A próxima Almas de Minas é nesta sexta-feira, não por acaso uma de número 13, mas o grupo já está lotado e transbordando.
Chegou agora? Então puxe uma cadeira e vamos papear
Na última semana, trezentas pessoas entraram para minha newsletter e hoje recebem um email meu pela primeira vez, por isso resolvi me apresentar. Oi, sou Rafael Sette Câmara, escritor e jornalista. Tenho um blog de viagens já com alguma estrada e que talvez você conheça, o 360meridianos.
Meu primeiro romance foi publicado em 2023, pela Editora Urutau, e se chama Dos que vão morrer, aos mortos — o segundo virá este ano, se os boletos vencendo não roubarem o resto do meu tempo. Também organizo o já citado BH a Pé, projeto de experiências literárias e gastronômicas em minha cidade. São caminhadas, encontros com pessoas da literatura e oficinas. Você acha o calendário completo aqui.
Agradeço a cada assinante gratuito, de verdade, mas não custa lembrar os benefícios da newsletter paga:
Assinantes pagos (plano mensal ou anual) recebem edições exclusivas da carta. Além disso, a partir de agora você tem R$20 de desconto nos passeios do BH a Pé. Por exemplo, a Almas de Minas custa R$119 (com comida e bebida). Para assinantes dessa carta o passeio sai por R$99 (pagamento no pix e não cumulativo com outras promoções; basta entrar em contato).

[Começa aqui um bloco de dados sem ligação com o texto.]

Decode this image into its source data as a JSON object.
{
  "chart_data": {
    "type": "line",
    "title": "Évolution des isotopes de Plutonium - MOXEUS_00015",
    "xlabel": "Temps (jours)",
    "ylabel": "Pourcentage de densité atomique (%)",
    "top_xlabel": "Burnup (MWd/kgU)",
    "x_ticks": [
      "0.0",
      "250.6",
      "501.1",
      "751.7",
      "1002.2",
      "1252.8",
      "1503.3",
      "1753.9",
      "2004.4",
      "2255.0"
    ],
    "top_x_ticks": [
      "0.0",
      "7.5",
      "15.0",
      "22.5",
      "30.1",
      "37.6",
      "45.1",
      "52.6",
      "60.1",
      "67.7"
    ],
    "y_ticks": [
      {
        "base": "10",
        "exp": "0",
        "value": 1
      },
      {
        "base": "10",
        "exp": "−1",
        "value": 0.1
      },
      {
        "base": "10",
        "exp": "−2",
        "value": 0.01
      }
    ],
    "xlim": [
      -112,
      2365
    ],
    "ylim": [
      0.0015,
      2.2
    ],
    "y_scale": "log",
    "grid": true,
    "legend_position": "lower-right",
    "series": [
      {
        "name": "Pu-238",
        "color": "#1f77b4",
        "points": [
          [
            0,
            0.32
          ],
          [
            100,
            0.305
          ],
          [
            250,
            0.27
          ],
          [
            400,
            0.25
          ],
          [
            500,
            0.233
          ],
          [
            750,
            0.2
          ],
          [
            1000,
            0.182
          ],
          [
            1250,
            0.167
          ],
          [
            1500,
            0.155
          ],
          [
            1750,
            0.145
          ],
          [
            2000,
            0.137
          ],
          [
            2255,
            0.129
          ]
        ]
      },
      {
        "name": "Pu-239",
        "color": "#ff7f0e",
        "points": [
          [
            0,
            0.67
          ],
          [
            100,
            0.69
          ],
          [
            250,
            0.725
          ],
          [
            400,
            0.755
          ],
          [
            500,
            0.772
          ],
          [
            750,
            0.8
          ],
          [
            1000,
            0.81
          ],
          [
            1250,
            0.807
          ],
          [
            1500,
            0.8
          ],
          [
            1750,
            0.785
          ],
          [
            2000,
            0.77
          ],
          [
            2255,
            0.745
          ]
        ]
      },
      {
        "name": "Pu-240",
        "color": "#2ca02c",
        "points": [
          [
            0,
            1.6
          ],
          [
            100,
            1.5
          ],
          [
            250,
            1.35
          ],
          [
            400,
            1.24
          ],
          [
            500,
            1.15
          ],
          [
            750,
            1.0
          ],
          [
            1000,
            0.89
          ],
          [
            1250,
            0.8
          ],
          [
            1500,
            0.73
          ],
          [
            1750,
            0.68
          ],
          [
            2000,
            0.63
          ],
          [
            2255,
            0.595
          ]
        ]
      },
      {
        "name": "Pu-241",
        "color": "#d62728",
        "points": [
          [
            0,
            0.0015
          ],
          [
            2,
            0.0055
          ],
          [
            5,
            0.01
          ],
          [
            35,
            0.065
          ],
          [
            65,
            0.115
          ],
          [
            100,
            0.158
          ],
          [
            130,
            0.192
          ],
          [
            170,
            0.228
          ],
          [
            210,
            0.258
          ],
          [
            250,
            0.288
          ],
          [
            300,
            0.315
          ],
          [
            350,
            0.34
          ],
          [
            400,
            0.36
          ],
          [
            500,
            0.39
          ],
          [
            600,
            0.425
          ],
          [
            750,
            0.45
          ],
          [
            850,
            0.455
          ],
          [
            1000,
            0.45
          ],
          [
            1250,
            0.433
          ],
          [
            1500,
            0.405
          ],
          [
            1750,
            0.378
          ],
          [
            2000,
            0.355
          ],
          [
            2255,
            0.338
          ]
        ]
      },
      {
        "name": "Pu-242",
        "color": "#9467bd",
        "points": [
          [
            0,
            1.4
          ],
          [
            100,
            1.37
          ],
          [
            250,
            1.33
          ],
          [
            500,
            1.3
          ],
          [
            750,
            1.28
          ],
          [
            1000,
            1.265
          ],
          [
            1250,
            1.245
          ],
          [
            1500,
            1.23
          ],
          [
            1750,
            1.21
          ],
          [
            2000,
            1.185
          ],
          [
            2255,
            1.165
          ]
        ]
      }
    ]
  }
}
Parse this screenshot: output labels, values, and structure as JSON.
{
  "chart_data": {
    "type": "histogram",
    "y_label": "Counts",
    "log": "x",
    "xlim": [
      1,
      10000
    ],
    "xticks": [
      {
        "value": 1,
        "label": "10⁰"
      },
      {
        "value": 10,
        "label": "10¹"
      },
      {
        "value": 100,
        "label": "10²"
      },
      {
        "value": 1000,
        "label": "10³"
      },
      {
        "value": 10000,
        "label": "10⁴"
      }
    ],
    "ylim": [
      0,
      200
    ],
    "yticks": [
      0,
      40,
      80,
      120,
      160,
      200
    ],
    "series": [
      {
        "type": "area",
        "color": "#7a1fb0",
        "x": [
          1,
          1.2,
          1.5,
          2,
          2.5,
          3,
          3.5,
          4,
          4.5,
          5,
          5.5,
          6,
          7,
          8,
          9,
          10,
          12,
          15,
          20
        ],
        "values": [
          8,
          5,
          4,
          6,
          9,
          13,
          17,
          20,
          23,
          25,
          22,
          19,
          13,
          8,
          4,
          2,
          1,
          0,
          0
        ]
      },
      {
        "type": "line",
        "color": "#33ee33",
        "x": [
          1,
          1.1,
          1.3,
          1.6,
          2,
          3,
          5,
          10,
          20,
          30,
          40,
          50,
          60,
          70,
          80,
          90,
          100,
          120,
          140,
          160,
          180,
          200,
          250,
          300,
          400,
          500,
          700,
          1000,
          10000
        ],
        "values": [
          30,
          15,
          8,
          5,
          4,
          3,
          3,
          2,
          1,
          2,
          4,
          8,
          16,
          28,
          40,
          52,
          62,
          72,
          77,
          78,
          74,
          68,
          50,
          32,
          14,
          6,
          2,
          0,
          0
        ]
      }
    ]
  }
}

Mecenas literário (R$ 299 por ano): você recebe meu livro físico na sua casa, em qualquer lugar do Brasil. Também tem direito a participar de uma experiência do BH a Pé sem custo adicional. Para quem não é assinante pagante, o livro com frete custa R$70; as experiências do BH a Pé custam entre R$99 e R$219. Ou seja, você recebe o valor investido na newsletter de volta.
A ideia é que assinantes pagantes tenham também um clube do livro que vai abordar temas que fazem parte das minhas pesquisas, como literatura urbana, cidade personagem, Minas Gerais e luto. Os encontros serão mensais e online. Isso vai acontecer assim que atingirmos 15 assinantes pagantes (de qualquer plano). Quer participar? Migre de plano.
Terminado o jabá, vamos seguir com nossa fofoca literária?
A maior parte dos novos assinantes chegou por causa de um incêndio.
Há cem anos, numa Belo Horizonte que cheirava a jasmim e onde as noites eram iluminadas por vaga-lumes e anunciadas pelo canto das cigarras, dois jovens pularam o portão de uma casa.
Eles invadiram a residência familiar, um casarão que existe até hoje, no cruzamento das Ruas Gonçalves Dias e Sergipe — pertinho da Praça da Liberdade e num ponto nobre da capital mineira.
Na época, aquela casa era moradia para uma família de origem italiana: os Vivacqua. Era madrugada e os jovens invasores aproveitaram o sono da família para tacar fogo nas roupas que estavam no varal. A fumaça começou tímida, mas logo as chamas saíram do controle.
Assustados, os incendiários foram para a frente da residência e acordaram a família. Eles ajudaram a apagar as chamas e teriam saído como heróis, não fosse um guarda, que viu tudo do alto de um dos prédios da Praça da Liberdade.
Como eu contei na nota abaixo, os dois incendiários eram Carlos Drummond de Andrade e Pedro Nava. O episódio do incêndio foi tema de uma entrevista do Drummond, apareceu nas memórias do Nava e foi citado pela Eunice Vivacqua no livro Salão Vivacqua, uma obra rara de achar e por isso mesmo mais cara (no momento, tem um exemplar usado na Estante Virtual e que custa R$300).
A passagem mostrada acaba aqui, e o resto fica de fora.